Japan's anti-trust watchdog has launched a rare compulsory inspection on cellphone distributors selling smartphones for as low as 1 yen, sources familiar with the matter said Tuesday.
The Japan Fair Trade Commission aims to find out how such sales practices are possible and determine whether there are cases of dumping or abuse of dominant bargaining position by major mobile carriers against distributors to achieve their targets, the sources said.
The FTC has ordered distributors that had sold smartphones for less than 1,000 yen ($7) to report the details of their transactions with carriers by Nov. 2, according to the sources. Those who do not agree to the inspection or who make false reports are subject to fines.

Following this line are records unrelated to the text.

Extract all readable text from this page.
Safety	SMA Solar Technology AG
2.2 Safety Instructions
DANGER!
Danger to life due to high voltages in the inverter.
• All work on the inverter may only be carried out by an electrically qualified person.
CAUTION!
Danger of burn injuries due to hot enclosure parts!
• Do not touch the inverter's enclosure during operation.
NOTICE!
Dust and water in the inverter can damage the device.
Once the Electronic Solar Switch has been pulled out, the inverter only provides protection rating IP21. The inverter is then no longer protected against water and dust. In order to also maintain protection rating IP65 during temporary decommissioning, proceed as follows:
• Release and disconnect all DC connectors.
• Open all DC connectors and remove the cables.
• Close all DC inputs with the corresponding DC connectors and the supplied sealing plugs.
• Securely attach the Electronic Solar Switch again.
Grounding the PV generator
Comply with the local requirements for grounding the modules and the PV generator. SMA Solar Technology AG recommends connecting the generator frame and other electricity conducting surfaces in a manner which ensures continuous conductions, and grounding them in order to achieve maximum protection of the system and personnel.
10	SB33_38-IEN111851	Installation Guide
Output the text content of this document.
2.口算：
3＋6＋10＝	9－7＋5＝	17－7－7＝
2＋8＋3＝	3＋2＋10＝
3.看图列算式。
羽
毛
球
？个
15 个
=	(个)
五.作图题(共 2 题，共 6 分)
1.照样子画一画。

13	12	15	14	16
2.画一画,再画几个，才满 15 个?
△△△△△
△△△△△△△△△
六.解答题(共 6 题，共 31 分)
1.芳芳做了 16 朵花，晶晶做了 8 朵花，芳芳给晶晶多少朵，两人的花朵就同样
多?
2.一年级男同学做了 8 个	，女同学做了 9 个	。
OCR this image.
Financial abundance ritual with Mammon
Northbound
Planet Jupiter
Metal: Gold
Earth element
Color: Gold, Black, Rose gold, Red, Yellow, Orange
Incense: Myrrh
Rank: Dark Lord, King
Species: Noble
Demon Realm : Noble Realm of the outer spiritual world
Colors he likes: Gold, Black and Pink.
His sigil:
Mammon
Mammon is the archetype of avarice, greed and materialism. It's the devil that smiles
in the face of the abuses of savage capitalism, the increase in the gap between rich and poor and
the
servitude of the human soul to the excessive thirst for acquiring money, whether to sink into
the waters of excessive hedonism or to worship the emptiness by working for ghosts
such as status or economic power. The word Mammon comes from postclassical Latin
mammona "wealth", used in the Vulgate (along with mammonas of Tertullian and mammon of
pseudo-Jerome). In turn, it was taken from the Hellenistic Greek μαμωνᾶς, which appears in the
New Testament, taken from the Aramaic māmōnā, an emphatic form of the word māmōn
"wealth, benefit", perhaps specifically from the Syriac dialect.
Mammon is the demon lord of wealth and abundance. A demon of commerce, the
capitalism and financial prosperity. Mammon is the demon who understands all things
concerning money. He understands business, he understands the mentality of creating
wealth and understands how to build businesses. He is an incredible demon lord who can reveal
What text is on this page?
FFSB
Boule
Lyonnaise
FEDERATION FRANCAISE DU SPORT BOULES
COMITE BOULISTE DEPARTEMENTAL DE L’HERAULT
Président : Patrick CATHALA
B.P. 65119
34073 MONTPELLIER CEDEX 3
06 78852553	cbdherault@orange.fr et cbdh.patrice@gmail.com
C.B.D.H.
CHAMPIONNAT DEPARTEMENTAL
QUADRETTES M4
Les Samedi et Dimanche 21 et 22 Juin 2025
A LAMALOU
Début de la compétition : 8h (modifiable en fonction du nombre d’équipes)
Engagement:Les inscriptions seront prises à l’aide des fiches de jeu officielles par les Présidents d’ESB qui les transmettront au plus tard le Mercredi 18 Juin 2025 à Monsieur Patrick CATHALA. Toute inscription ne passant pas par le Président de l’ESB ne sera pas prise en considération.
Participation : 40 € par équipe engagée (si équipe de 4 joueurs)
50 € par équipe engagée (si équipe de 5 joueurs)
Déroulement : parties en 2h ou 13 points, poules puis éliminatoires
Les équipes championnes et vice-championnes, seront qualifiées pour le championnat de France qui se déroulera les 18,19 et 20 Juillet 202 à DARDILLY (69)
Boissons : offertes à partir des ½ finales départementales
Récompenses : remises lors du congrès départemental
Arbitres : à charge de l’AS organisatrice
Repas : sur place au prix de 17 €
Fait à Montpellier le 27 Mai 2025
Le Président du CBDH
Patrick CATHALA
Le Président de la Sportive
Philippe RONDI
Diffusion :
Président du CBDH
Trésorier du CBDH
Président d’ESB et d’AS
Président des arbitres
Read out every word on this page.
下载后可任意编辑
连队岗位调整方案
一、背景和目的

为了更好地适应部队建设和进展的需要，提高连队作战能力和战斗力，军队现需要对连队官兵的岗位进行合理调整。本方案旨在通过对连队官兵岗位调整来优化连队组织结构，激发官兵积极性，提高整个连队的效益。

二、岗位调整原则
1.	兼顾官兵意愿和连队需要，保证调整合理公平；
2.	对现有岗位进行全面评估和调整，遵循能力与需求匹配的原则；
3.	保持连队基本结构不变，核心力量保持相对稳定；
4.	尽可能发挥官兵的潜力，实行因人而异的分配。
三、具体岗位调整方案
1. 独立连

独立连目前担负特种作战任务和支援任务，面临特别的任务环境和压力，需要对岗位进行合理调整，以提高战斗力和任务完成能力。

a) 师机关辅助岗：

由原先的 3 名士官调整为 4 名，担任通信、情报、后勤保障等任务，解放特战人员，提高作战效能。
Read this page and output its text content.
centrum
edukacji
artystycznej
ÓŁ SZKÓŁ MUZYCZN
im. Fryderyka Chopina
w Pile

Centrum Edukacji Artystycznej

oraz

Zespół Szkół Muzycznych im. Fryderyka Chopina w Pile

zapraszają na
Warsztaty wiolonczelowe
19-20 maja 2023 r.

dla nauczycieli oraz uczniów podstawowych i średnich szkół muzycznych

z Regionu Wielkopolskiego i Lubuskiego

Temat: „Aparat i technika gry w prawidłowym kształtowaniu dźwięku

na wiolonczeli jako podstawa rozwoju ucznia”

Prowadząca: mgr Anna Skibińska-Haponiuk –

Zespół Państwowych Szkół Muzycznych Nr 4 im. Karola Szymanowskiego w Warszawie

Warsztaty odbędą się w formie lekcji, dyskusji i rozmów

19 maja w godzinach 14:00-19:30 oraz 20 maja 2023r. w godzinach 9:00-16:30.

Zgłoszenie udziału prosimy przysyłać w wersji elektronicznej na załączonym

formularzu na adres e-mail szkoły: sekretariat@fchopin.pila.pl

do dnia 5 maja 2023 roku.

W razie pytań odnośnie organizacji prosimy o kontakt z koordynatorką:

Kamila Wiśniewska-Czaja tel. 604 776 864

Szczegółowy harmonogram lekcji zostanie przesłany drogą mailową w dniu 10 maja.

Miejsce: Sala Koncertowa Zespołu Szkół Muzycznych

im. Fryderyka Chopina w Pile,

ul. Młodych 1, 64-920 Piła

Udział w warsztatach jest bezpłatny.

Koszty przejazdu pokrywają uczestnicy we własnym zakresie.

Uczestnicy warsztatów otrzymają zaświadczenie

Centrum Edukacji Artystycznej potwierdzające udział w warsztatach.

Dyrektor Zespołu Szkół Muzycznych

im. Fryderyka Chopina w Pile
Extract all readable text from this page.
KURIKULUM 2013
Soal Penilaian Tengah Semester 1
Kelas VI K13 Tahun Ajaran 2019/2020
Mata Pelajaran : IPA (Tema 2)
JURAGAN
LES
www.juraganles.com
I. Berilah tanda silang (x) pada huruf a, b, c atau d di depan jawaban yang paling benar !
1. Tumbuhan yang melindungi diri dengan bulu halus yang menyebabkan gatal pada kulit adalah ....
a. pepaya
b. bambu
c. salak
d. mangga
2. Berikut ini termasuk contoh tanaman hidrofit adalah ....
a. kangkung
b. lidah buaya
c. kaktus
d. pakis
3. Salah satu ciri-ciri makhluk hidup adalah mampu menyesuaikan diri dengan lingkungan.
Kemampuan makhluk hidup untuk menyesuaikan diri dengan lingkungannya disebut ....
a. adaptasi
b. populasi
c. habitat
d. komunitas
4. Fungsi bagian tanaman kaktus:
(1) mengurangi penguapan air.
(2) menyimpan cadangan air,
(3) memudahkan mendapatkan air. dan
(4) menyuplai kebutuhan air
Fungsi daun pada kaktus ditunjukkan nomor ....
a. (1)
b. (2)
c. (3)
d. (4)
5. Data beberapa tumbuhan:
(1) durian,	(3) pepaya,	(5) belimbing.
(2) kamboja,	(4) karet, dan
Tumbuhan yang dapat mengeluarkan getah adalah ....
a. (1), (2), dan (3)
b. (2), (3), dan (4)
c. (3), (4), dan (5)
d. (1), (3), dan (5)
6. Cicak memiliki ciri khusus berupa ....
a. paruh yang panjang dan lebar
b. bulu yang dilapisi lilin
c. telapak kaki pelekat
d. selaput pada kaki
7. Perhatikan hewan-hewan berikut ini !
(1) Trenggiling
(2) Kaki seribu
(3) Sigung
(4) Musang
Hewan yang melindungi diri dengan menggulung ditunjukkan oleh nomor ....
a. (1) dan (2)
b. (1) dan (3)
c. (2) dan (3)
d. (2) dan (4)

The regulator plans to draw up a report as early as this year.
Selling smartphones at extremely low prices is widely seen as being linked to carriers imposing high targets for mobile contracts on distributors.
The FTC is looking into how such a discount is financially possible, suspecting it has caused inequalities among customers.
While people who often buy a new model can benefit from a hefty discount, those who keep using the same phone for a longer period are not entitled to such benefits, the sources said. If the discounting practices are stopped, carriers could use surplus funds to lower communications charges, benefitting more subscribers.
The commission decided that a compulsory inspection was necessary as distributors are often under non-disclosure agreements with carriers over their transactions.